Planck Aero and UC San Diego will collaborate to adapt and modify technology to address defense needs by providing an innovative, modular aerial navigation system that is capable of identifying and monitoring the accuracy, availability, and integrity of sensor sources, and ingesting all data into algorithms capable of providing a precision navigation solution for the duration of a mission without reliance on GPS or human intervention. The result is a robust and accurate odometry and localization system for high-speed flight for either manned or unmanned aircraft. The modular system acts to augment existing designs and architectures while provide a higher degree of reliability for autonomous navigation. This system relieves users of the dependence on GPS, which is not always reliable or available. The technology will be commercialized for logistics, urban air mobility, and military operations in contested environments.

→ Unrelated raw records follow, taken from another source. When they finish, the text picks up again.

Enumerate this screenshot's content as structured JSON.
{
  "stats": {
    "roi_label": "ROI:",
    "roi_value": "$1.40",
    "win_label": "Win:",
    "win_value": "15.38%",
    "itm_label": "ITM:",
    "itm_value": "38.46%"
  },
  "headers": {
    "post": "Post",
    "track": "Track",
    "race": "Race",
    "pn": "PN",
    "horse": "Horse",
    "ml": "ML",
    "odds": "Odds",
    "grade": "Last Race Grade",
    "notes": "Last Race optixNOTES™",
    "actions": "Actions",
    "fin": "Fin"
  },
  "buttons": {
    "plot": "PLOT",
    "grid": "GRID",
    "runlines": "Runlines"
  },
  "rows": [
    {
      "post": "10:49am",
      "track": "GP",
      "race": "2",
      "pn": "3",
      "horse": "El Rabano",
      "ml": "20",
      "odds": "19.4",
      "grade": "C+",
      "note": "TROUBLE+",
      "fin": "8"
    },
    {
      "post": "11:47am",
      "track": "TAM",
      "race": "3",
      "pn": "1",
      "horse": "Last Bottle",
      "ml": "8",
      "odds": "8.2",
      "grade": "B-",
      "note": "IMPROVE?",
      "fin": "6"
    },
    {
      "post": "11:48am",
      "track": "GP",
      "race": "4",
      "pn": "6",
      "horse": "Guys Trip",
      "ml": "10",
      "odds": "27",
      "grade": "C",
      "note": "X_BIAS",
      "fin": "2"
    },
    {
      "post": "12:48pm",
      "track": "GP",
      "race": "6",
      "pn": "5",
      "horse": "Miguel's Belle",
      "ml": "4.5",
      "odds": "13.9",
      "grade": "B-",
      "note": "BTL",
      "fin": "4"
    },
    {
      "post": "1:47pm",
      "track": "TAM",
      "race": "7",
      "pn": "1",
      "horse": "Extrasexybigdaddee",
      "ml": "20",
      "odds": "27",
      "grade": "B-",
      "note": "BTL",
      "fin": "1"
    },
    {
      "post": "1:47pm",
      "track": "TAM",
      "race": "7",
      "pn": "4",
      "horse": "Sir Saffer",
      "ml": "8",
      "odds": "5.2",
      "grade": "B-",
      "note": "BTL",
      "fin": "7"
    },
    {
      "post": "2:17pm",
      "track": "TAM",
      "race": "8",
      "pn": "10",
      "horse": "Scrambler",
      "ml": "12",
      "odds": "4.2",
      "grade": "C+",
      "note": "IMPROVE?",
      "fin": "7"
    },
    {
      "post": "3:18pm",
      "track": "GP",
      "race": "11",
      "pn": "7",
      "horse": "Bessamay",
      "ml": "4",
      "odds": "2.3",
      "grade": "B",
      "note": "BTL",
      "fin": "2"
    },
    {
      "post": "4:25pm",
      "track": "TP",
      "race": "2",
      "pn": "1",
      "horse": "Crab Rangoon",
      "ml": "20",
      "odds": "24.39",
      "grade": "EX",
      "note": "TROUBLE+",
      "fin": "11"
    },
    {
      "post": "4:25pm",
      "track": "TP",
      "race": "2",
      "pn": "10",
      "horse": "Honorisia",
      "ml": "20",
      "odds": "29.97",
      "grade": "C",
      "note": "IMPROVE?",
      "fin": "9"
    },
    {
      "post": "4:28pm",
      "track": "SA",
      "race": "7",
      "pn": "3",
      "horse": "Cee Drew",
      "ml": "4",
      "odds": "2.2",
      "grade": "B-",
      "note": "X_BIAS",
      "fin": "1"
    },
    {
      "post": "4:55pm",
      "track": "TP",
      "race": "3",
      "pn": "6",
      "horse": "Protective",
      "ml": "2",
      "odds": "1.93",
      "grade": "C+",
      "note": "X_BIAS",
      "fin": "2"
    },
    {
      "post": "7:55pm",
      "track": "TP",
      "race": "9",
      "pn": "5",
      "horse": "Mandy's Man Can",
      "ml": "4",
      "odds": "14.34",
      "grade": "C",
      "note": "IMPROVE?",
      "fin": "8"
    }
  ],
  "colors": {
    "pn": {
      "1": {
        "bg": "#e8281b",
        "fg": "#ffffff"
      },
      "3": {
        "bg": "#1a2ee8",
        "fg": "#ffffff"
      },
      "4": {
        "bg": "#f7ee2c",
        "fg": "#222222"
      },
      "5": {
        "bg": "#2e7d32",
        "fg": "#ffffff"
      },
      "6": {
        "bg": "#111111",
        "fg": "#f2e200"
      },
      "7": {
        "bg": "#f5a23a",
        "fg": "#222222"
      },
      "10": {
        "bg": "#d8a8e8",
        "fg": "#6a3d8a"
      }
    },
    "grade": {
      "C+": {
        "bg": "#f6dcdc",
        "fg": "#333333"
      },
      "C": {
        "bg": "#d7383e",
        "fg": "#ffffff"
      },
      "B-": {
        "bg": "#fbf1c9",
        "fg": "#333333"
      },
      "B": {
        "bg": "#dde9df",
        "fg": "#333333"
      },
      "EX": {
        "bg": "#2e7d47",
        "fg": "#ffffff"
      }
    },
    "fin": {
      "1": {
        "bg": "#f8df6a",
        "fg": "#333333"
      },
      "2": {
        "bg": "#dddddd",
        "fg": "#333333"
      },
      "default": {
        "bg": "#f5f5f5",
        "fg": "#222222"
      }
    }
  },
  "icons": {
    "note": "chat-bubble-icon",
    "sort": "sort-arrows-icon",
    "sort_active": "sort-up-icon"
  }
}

Applications for unmanned aerial and ground vehicles requiring autonomous navigation in unknown, cluttered, and dynamically changing environments are increasing in fields such as transportation, delivery, agriculture, environmental monitoring, and construction. To achieve safe, resilient, and self-improving autonomous navigation, this project focuses on the design of adaptive online environment understanding and Lyapunov-theoretic control techniques to guarantees stable and collision-free operation in challenging conditions. This research direction is important because current practices rely on prior or hand-crafted maps that attempt to capture the whole environment, even if parts are irrelevant for specific navigation tasks. This increases memory and computation requirements, spreads the effects of noise, and makes current approaches brittle, particularly in conditions involving dynamic obstacles, unreliable localization, or illumination variation.
The goal of this project is to develop planning algorithms for autonomous exploration and mapping. This is an important problem for robots operating in unknown environments with applications to floor cleaning and environment monitoring. Our approach maintains an occupancy grid map of the environment and constructs a maximal-clearance graph from it. The graph is searched for a potential robot trajectory that maximizes the Cauchy-Schwarz quadratic mutual information between the map and future lidar scans of the environment. The use of an information measure to optimize the sensing trajectories leads to both faster exploration and higher fidelity map reconstruction compared to methods that use simple geometric objectives such as visibility maximization or frontier-based exploration.